Esta resolución marca un paso importante en el combate contra la plaga, que ya se encuentra establecida en múltiples departamentos del país y continúa expandiéndose sobre palmeras de alto valor patrimonial, paisajístico y ecológico.
Sin embargo, no todas las medidas incluidas en el texto normativo van en la dirección correcta. En particular, la autorización del uso de insecticidas sistémicos mediante inyección al suelo representa, desde nuestro punto de vista, un retroceso técnico y un riesgo innecesario para el ambiente.

Repasemos los puntos clave de la nueva normativa, sus fundamentos y las principales implicancias para técnicos, municipios y empresas habilitadas.

Endoterapia directa al estípite, se autoriza el uso de flupyradifurone

Por primera vez en Uruguay, se aprueba oficialmente el uso de flupyradifurone como sustancia activa aplicable mediante endoterapia directa al tronco de la palmera. La dosis autorizada es de 2,4 gramos de ingrediente activo por planta, lo que equivale aproximadamente a 5 mL del producto formulado, según su concentración habitual. La resolución no establece una indicación precisa en función de la especie, el porte ni el estado sanitario del ejemplar.

La flupyradifurona es un insecticida sistémico de la familia de las butenolidas, con propiedades translaminares y buena movilización vía xilema. Por sus características, constituye una alternativa de interés para estrategias orientadas al control de larvas que se alimentan en el interior del estípite. También presenta, en algunos estudios, un perfil toxicológico más favorable que el imidacloprid y menor impacto sobre insectos polinizadores.

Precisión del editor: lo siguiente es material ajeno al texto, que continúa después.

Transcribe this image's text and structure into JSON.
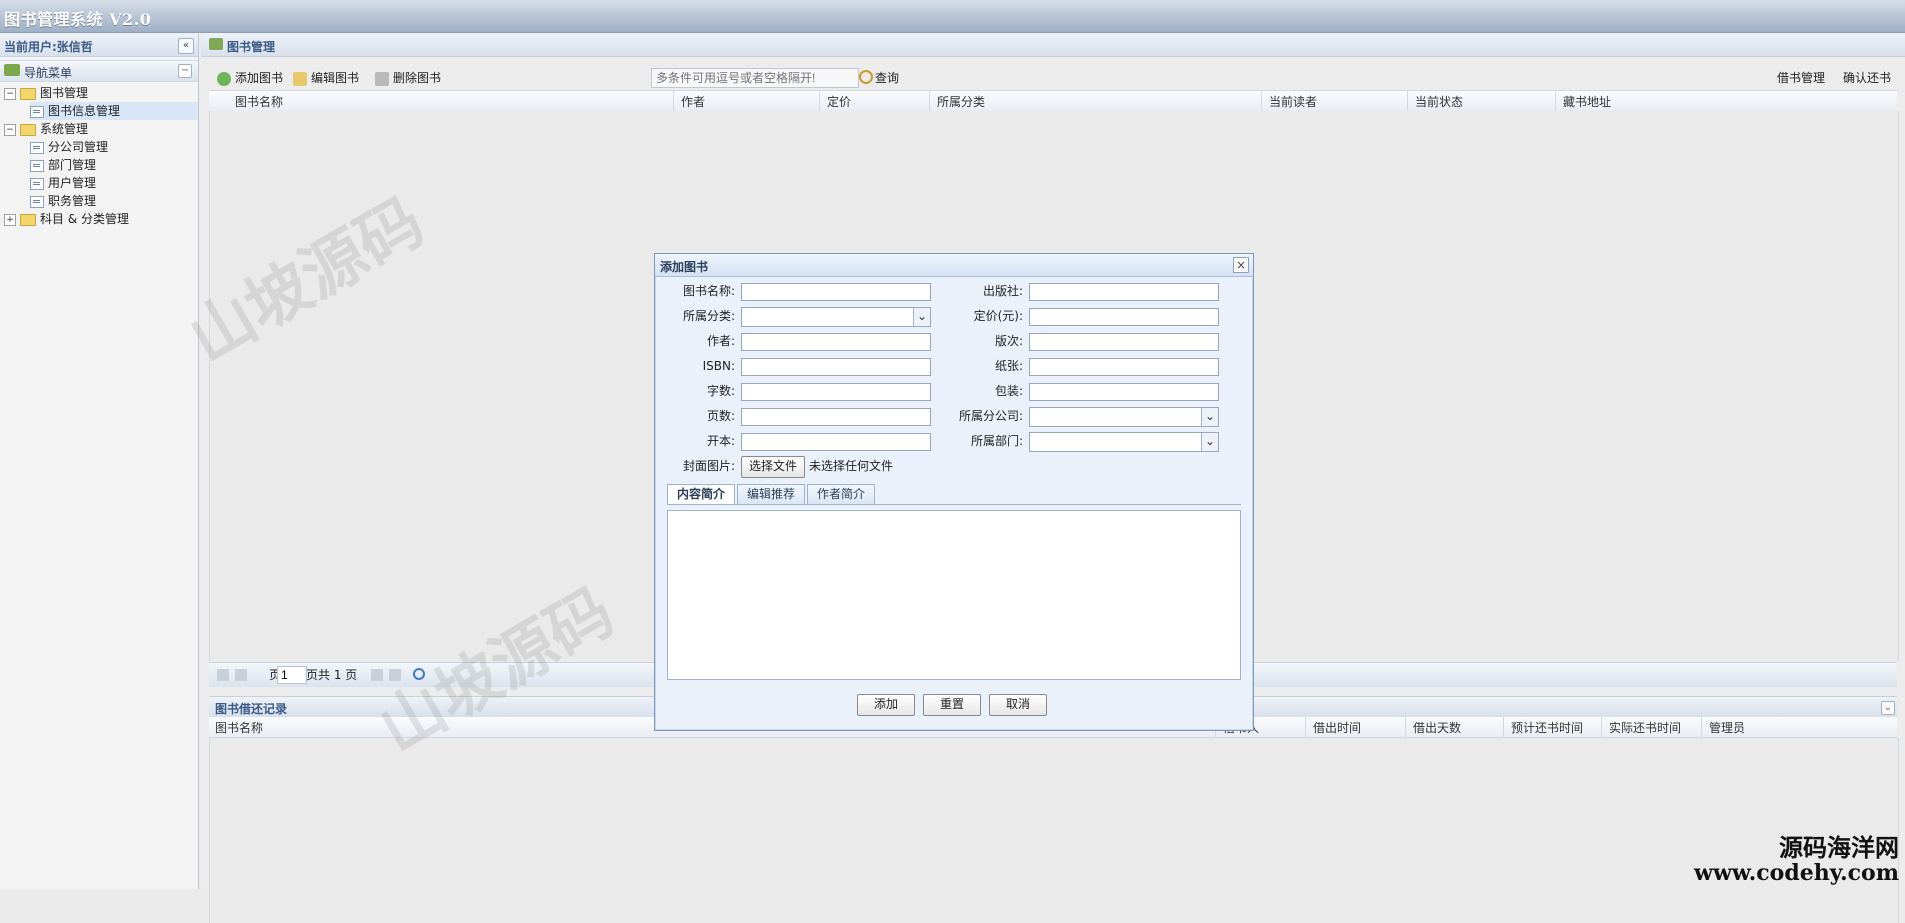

Para lograr una sistemia real, la sustancia debe aplicarse correctamente dentro del tronco mediante un sistema de endoterapia adecuado. El MGAP no especifica un método de aplicación, pero exige que el tratamiento sea realizado por personal capacitado y registrado.

Duchas foliares y tratamientos al tronco, se aprueba el uso de dinotefuran

La resolución autoriza además el uso de dinotefuran para tratamientos de cobertura externa. Se permite su aplicación por ducha sobre el estípite y la corona, a una concentración de 66 g de ingrediente activo por cada 3,78 litros de agua.

El dinotefuran es un insecticida de la familia de los neonicotinoides, de alta solubilidad en agua y baja residualidad. Por sus características fisicoquímicas, podría presentar movilidad interna hacia tejidos blandos, pero hasta el momento no hemos encontrado evidencia empírica de campo suficiente que permita confirmar una eficacia consistente de este tipo de aplicaciones en palmeras adultas de gran porte. Por esa razón, entendemos que este tipo de intervención debe evaluarse con cautela.

Inyecciones al suelo, una medida riesgosa y ambientalmente cuestionable

Lamentablemente, la resolución también habilita el uso de insecticidas sistémicos mediante inyección al suelo, una práctica que consideramos inadecuada, ineficiente y con alto potencial contaminante, especialmente en contextos urbanos o en suelos cercanos a cuerpos de agua.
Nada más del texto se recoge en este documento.